Daily MVPA is not necessarily associated with less sedentary time in children. Daily sedentary time is similar in children who do and do not take part in organized sports [29
]. Reasons for this asymmetry include that MVPA takes place at different places, at different times of the day, and is determined by different socioeconomic factors than sedentary time, therefore, it is not a direct replacement for sedentary time [13
]. However, in the present study, the children replaced one hour of sitting with one hour of MVPA following visits to SuperPark, suggesting that these behaviors can directly replace each other within an individual’s daily life.
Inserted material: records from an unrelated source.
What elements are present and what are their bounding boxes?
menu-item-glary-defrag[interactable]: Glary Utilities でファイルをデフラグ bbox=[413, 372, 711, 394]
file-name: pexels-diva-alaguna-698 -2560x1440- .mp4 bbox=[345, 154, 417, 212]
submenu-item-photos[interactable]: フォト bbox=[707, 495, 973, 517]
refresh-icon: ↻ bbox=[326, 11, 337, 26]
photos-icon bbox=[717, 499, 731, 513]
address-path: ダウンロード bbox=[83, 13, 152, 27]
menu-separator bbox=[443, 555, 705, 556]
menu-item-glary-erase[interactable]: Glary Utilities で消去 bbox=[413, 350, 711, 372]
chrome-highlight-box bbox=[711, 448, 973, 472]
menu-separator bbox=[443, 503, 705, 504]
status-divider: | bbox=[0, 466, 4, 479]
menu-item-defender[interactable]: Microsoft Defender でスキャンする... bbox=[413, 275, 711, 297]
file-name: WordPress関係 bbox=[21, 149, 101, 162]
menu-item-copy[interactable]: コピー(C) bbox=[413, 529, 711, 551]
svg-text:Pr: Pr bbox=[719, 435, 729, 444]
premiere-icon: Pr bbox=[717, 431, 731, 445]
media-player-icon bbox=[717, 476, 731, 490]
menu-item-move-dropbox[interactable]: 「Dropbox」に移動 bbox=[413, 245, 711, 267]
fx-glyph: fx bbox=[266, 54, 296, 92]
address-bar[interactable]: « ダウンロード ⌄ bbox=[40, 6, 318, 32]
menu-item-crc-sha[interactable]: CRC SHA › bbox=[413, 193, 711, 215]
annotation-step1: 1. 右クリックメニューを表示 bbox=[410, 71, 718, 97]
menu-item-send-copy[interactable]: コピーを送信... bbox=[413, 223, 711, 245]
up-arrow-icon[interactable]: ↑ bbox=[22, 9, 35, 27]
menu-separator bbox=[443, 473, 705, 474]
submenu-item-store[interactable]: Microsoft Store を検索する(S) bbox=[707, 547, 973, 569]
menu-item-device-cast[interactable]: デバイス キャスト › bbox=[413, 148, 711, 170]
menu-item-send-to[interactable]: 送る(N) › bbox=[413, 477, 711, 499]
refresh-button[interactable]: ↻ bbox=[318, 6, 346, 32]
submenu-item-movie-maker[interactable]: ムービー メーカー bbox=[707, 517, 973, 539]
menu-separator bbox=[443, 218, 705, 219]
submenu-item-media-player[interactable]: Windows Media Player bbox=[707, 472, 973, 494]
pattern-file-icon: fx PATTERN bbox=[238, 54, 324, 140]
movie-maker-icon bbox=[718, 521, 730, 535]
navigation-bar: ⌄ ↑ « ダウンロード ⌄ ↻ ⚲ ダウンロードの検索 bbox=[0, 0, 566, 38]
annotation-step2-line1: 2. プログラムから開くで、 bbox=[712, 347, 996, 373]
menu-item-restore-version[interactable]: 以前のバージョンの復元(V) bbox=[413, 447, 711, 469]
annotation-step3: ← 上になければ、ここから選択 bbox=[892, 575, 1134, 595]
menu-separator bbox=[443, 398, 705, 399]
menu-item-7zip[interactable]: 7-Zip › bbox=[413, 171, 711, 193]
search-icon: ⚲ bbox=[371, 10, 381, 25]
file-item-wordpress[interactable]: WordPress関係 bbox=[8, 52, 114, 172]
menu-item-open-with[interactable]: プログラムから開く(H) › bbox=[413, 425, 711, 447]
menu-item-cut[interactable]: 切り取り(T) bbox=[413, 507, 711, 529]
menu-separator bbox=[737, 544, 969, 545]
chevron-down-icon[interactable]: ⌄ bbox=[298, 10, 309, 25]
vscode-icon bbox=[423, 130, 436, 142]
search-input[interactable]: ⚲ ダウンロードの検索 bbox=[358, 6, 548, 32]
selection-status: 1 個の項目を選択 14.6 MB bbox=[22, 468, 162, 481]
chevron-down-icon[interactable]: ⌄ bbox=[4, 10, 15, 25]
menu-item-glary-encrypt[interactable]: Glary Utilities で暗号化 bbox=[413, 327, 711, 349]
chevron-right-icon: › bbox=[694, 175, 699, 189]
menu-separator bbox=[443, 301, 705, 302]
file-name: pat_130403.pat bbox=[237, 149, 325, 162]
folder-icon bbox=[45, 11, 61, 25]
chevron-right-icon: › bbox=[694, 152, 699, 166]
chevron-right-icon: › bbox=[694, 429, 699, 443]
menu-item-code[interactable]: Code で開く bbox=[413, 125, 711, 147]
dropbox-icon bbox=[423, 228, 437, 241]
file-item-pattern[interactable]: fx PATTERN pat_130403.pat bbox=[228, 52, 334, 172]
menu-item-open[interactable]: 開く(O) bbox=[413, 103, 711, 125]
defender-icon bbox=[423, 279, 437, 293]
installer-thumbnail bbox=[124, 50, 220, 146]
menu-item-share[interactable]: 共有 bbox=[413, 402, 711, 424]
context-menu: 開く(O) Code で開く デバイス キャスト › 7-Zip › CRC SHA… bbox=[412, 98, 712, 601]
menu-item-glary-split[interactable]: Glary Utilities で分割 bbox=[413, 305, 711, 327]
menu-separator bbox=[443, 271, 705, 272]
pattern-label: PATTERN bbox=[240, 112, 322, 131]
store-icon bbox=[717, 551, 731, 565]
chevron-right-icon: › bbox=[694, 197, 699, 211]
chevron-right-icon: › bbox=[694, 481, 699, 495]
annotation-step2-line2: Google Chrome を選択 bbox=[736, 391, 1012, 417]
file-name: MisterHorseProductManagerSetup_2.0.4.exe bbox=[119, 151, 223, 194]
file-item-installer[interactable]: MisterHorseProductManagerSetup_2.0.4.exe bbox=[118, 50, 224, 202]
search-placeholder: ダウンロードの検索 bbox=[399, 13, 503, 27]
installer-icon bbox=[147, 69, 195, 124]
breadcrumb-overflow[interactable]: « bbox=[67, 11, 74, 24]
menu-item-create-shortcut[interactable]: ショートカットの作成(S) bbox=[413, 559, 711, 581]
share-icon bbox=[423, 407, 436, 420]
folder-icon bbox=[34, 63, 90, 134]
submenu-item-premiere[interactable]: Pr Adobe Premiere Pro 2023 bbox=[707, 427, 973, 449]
These findings are supported by other studies using a within-individual design, where increases in MVPA have been associated with decreased sedentary time during the same or the following days [18
]. These findings are in contrast to studies in adults, where sedentary time and MVPA time are independent behaviors within individual’s daily life and following participation in physical activities [33
]. This is an important consideration for interventions, since a behavioral physical activity intervention could also be used to decrease sedentary time in children. On the other hand, intervention studies assessing the independent health effects of physical activity should consider the change in a mixture of other behaviors during the whole day [36
]. For example, walking about can be light activity but important for children for gaining proficient motor coordination [38
The strengths of this study include a within-participant design, objective measurement of the sitting posture (not merely sedentary time), and physical activity time in an ecological setup. Measuring the actual sitting posture based on thigh position has a superior validity as compared to sedentary behavior data obtained with waist-worn monitors [39
]. However, the Fibion device has not been validated for children, which is a limitation. Another limitation is that because the participants were recruited from SuperPark visitors, they may have been more interested in SuperPark than a more general population. However, in the within-participant design, each participant served as his/her own control, which made it possible to compare the effects to reference days (not cross-sectionally to other individuals). Future studies should test whether these findings are generalizable to children having not visited SuperPark before and whether the observed effects endure. The small sample size prevented comparison of boys and girls. The reason for data loss from weekdays and weekend day’s analyses is obviously that the participants could select freely the days when they visited SuperPark. Many participants visited SuperPark on both weekend days and not during weekdays, which made comparisons within weekdays and weekend days impossible. However, several statistically significant findings prove that the sample was big enough for the primary purpose of this study. In addition, there may be other reasons for the significant increase in MVPA following a visit to SuperPark on weekdays but not on weekends. The weekday physical activity patterns during school hours are largely similar between children, but differences occur during leisure time after school [40
]. However, during weekends, the activity patterns differ between children throughout the whole day [40
]. Therefore, a change in leisure time activities can be more easily detected during weekdays because there is less noise during the whole day. Larger sample sizes should be used to test if physical activity interventions have a larger potential to increase physical activity on weekdays vs. weekends.